With "neocon" we have a term nearly as devoid of semantic content by now as a verbal utterance can be. The aggressive, unilateral (another such term, but let it pass for now) policies most neocons are accused of espousing is anything but conservative in any sense. They are, to be perfectly accurate, "progressive."
As to the "progressives" it is considerably more difficult to find significant differences between their aims and those of the "realists," which leads the critical reader to suspect that this hair is being split by adherents of one or the other set of precepts. The desired result, to be sure, seems somewhat opposed - in the case of the progressives it is to subordinate the country's foreign policy to the approval of international institutions in an effort to make amends for past errors by supporting those of America's enemies whose intentions are most to alter American society in favor of progressive aims, including such holy grails as redistribution of wealth on an international level and the subordination of the Constitution to international law (whose practitioners are, needless to say, neither elected nor accountable to any but their own utopian fantasies). These were always doomed to disappointment; their program is self-destructive and contains internal contradictions that will force it quickly to implode in any case.
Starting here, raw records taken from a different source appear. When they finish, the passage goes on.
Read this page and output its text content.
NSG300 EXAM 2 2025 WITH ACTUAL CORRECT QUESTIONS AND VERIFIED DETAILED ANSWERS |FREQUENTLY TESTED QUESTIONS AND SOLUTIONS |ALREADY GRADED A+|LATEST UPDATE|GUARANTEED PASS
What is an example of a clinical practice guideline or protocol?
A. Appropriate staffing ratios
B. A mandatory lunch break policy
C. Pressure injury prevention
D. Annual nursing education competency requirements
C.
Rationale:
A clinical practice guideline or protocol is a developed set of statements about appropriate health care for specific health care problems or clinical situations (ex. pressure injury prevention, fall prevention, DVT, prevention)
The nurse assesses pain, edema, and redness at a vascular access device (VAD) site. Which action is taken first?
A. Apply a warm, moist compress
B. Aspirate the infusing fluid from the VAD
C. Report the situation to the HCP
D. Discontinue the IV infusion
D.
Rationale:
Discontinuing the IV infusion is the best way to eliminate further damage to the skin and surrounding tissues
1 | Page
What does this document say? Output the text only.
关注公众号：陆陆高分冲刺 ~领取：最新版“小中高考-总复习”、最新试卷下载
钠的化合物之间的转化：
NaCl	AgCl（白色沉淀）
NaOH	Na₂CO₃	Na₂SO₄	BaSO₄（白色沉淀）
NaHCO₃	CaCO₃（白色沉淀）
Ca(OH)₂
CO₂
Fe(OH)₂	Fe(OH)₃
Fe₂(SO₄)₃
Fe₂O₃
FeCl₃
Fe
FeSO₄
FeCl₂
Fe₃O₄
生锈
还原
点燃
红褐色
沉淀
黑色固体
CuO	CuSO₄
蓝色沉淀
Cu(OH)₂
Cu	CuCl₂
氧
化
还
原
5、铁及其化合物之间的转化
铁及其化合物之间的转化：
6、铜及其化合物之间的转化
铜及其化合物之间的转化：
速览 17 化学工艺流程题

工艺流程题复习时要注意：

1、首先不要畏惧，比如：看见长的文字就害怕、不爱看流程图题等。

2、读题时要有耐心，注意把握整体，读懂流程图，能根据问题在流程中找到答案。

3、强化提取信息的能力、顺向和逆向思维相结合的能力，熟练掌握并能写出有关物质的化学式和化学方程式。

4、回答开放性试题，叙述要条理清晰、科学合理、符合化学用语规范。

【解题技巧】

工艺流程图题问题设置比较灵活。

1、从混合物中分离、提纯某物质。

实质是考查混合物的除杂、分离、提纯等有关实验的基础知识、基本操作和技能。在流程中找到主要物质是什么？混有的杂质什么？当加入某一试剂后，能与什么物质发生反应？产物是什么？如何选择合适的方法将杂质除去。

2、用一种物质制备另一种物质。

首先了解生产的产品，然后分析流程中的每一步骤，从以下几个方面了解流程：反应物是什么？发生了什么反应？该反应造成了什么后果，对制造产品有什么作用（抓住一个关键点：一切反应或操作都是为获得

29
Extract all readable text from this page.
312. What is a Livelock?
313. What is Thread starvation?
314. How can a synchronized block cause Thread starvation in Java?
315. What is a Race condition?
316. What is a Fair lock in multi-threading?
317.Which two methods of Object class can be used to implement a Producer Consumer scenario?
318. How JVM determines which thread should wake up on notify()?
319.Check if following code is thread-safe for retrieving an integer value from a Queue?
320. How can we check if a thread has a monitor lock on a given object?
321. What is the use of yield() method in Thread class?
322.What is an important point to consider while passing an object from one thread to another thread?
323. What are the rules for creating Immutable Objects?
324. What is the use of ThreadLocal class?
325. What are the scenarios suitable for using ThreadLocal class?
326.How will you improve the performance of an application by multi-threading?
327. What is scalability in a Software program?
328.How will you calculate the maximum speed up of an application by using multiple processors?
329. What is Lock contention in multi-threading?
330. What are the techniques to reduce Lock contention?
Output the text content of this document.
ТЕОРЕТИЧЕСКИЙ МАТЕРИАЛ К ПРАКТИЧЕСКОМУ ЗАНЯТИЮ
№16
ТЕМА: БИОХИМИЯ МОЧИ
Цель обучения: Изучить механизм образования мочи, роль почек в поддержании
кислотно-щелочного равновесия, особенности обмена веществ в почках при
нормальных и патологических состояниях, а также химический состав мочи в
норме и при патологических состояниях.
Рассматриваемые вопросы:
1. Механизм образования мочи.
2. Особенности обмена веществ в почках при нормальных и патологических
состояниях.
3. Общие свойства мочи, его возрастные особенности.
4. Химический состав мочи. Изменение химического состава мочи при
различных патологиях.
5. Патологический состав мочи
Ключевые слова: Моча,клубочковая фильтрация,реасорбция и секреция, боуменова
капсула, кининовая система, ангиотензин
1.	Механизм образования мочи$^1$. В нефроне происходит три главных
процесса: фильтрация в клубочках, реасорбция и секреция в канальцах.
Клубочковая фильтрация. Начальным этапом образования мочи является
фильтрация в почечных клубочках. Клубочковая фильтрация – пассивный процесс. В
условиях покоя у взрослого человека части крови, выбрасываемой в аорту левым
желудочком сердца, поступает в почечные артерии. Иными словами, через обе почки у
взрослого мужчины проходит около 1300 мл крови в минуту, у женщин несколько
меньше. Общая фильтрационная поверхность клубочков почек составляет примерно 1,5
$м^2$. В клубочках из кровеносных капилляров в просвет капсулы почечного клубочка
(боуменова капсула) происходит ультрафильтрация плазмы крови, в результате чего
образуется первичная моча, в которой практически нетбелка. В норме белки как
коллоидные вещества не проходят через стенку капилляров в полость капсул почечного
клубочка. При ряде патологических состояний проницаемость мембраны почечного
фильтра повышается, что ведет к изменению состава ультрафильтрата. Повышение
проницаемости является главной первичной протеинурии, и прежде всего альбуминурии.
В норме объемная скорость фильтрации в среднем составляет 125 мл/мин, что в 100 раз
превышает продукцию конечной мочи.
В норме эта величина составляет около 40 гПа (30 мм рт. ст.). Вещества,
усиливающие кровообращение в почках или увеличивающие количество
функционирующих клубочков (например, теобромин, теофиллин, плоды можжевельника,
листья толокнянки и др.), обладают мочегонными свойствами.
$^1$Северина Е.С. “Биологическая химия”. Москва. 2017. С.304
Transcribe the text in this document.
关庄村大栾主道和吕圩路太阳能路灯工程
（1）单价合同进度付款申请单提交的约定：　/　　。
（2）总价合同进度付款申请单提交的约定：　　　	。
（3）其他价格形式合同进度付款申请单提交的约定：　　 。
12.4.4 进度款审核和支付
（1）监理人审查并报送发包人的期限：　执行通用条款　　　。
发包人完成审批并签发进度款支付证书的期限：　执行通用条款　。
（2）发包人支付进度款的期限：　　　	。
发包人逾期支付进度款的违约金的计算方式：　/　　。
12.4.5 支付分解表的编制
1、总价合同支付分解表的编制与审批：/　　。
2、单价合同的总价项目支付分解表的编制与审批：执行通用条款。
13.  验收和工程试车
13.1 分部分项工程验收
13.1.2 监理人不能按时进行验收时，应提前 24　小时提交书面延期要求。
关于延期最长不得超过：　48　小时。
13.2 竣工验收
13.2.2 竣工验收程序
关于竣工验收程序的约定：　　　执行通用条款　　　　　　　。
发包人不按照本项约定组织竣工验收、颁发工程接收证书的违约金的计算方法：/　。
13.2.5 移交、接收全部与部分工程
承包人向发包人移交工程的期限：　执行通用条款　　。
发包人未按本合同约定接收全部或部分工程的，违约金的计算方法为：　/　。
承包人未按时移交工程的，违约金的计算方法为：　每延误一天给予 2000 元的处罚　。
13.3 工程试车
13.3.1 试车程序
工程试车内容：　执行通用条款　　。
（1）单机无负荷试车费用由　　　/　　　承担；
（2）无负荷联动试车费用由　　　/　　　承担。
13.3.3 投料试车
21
Which brings us to the "realists," a term broad and vague enough to cover such neo-Metternichs as Zbigniew Brzezinski and Henry Kissinger. Anthony Lake? Colin Powell? Anyone using such a term to describe that continuum is either satisfied that words needn't have precise meanings or unacquainted with the policies advanced by that disparate group. What little is common is a rather unjustified faith in the efficacy of international diplomacy and a recognition (possibly the only "realistic" thing about it) that the efforts of international diplomacy have been nearly uniformly bereft of any substantive result to date.
And so the reins are passed, more or less, from one group of murky intent to another informed by yet another. If students of foreign policy are confused by this terminological goulash they are to be forgiven. In terms of actual policy, however, the upshot is not encouraging. About the only thing everyone agrees upon is that the worst possible policy reflects that of Iraq, which is, in practice, about the only one in the recent past actually to have produced results beneficial both to its people and to that of the world at large. That, one supposes, is to be avoided at all cost.